Vox Day does socionomics

The darkening days
here is much to recommend this historical perspective; it is certainly more credible than conventional Great Man theory. But it also makes the same mistake that neoclassical economics makes with regard to economic actors in that it incorrectly ascribes rational action to nations and governments. Consider the two examples previously cited. The obvious risk to Japanese wealth in challenging American naval supremacy in the Pacific was much greater than the potential reward of controlling the oil from the Dutch East Indies, even when one takes President Roosevelt's 1941 oil embargo into account.

And the $144 billion annual cost of maintaining a military occupation force in Iraq could not possibly justify the $16 billion in oil imports from Iraq, even if the United States were taking the oil for free rather than paying for it. Nor could it make sense to defend the dollar by selling trillions of dollars worth of Treasury bonds to China when the nation is already insolvent by any traditional accounting measure.

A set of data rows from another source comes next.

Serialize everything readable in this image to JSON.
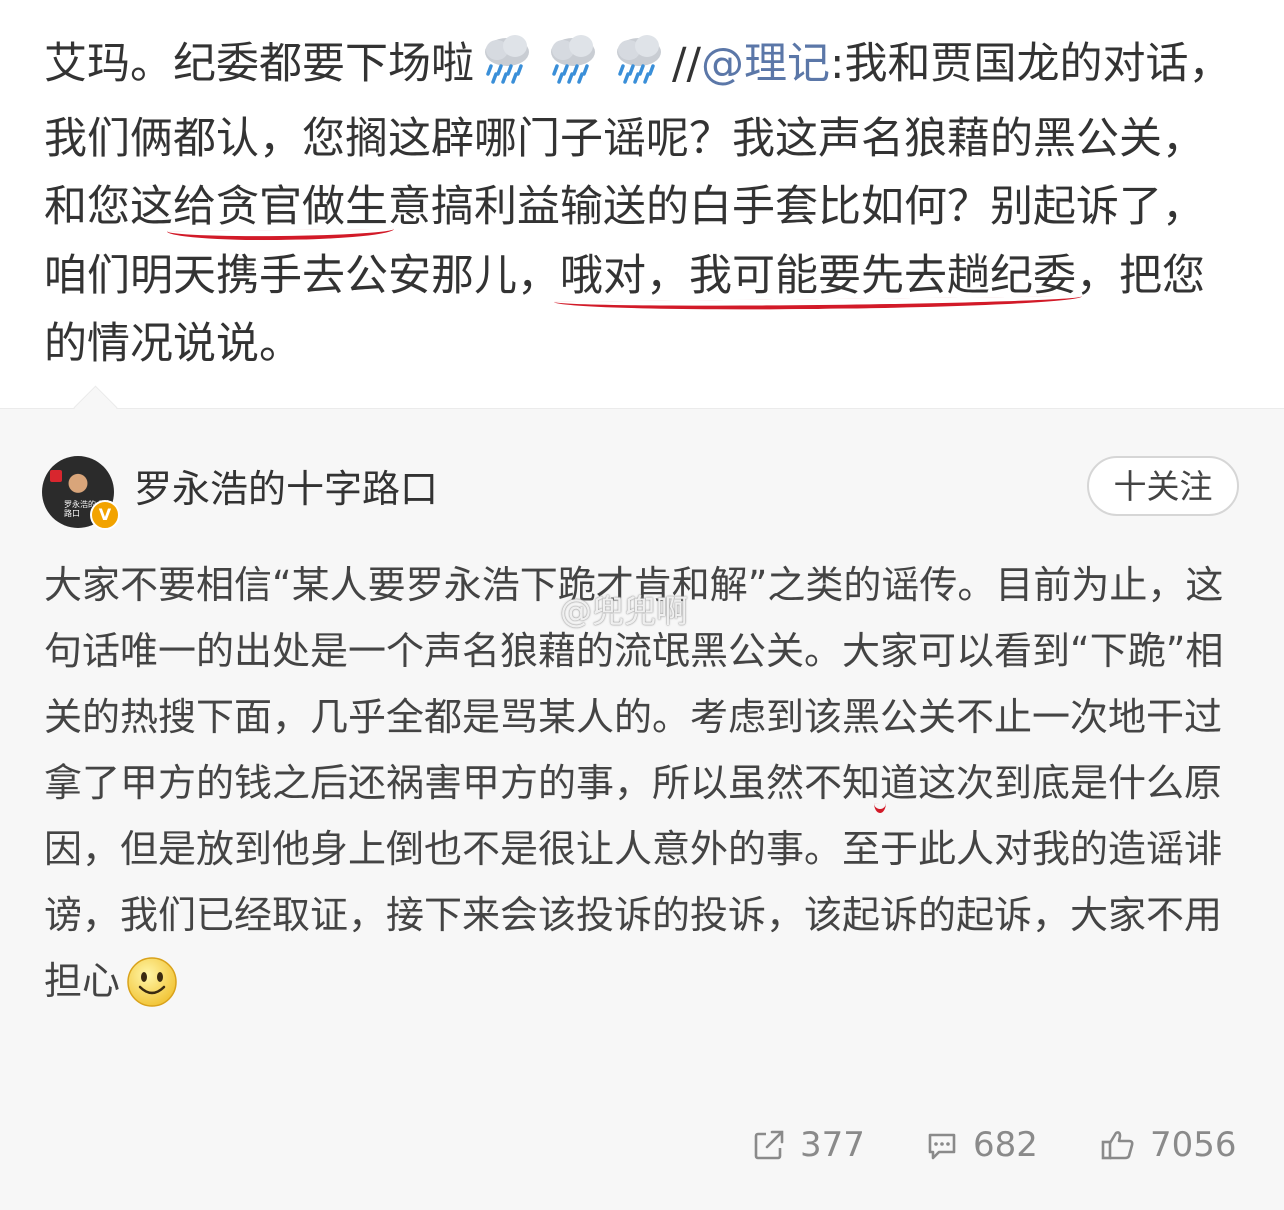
{
  "post": {
    "text_a": "艾玛。纪委都要下场啦",
    "text_b": "//",
    "mention": "@理记",
    "text_c": ":我和贾国龙的对话，我们俩都认，您搁这辟哪门子谣呢？我这声名狼藉的黑公关，和您这",
    "ul_1": "给贪官做生",
    "text_d": "意搞利益输送的白手套比如何？别起诉了，咱们明天携手去公安那儿，",
    "ul_2": "哦对，我可能要先去趟纪委",
    "text_e": "，把您的情况说说。"
  },
  "repost": {
    "author_name": "罗永浩的十字路口",
    "avatar_caption": "罗永浩的十字路口",
    "verified_badge": "V",
    "follow_label": "十关注",
    "text_a": "大家不要相信“某人要罗永浩下跪才肯和解”之类的谣传。目前为止，这句话唯一的出处是一个声名狼藉的流氓黑公关。大家可以看到“下跪”相关的热搜下面，几乎全都是骂某人的。考虑到该黑",
    "ul_1": "公关不止一次地干过拿了甲方的钱之后还祸害甲方的事",
    "text_b": "，所以虽然不知道这次到底是什么原因，但是放到他身上倒也不是很让人意外的事。至于此人对我的造谣诽谤，我们已经取证，接下来会该投诉的投诉，该起诉的起诉，大家不用担心",
    "watermark": "@兜兜啊"
  },
  "stats": {
    "reposts": "377",
    "comments": "682",
    "likes": "7056"
  },
  "icons": {
    "emoji_rain": "rain-cloud-icon",
    "emoji_smile": "smile-icon",
    "repost": "share-arrow-icon",
    "comment": "comment-bubble-icon",
    "like": "thumbs-up-icon"
  },
  "colors": {
    "mention": "#5b77a8",
    "underline": "#d21a28",
    "card_bg": "#f7f7f7",
    "badge": "#f2a300"
  }
}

But there is a different means of connecting what is taking place in the economy with current events, one that offers a better explanation for what appear to be increasingly awful events that are taking place with increasing regularity around the country. From the attempted assassination of Rep. Gifford in Arizona to the Mexican beheadings threatening to spill across the border and the White House's assertion of its right to murder American citizens without arrest or trial, the social mood appears to be darkening.
His article is for a general audience unacquainted with socionomics, and he touches on weakness in China and Europe.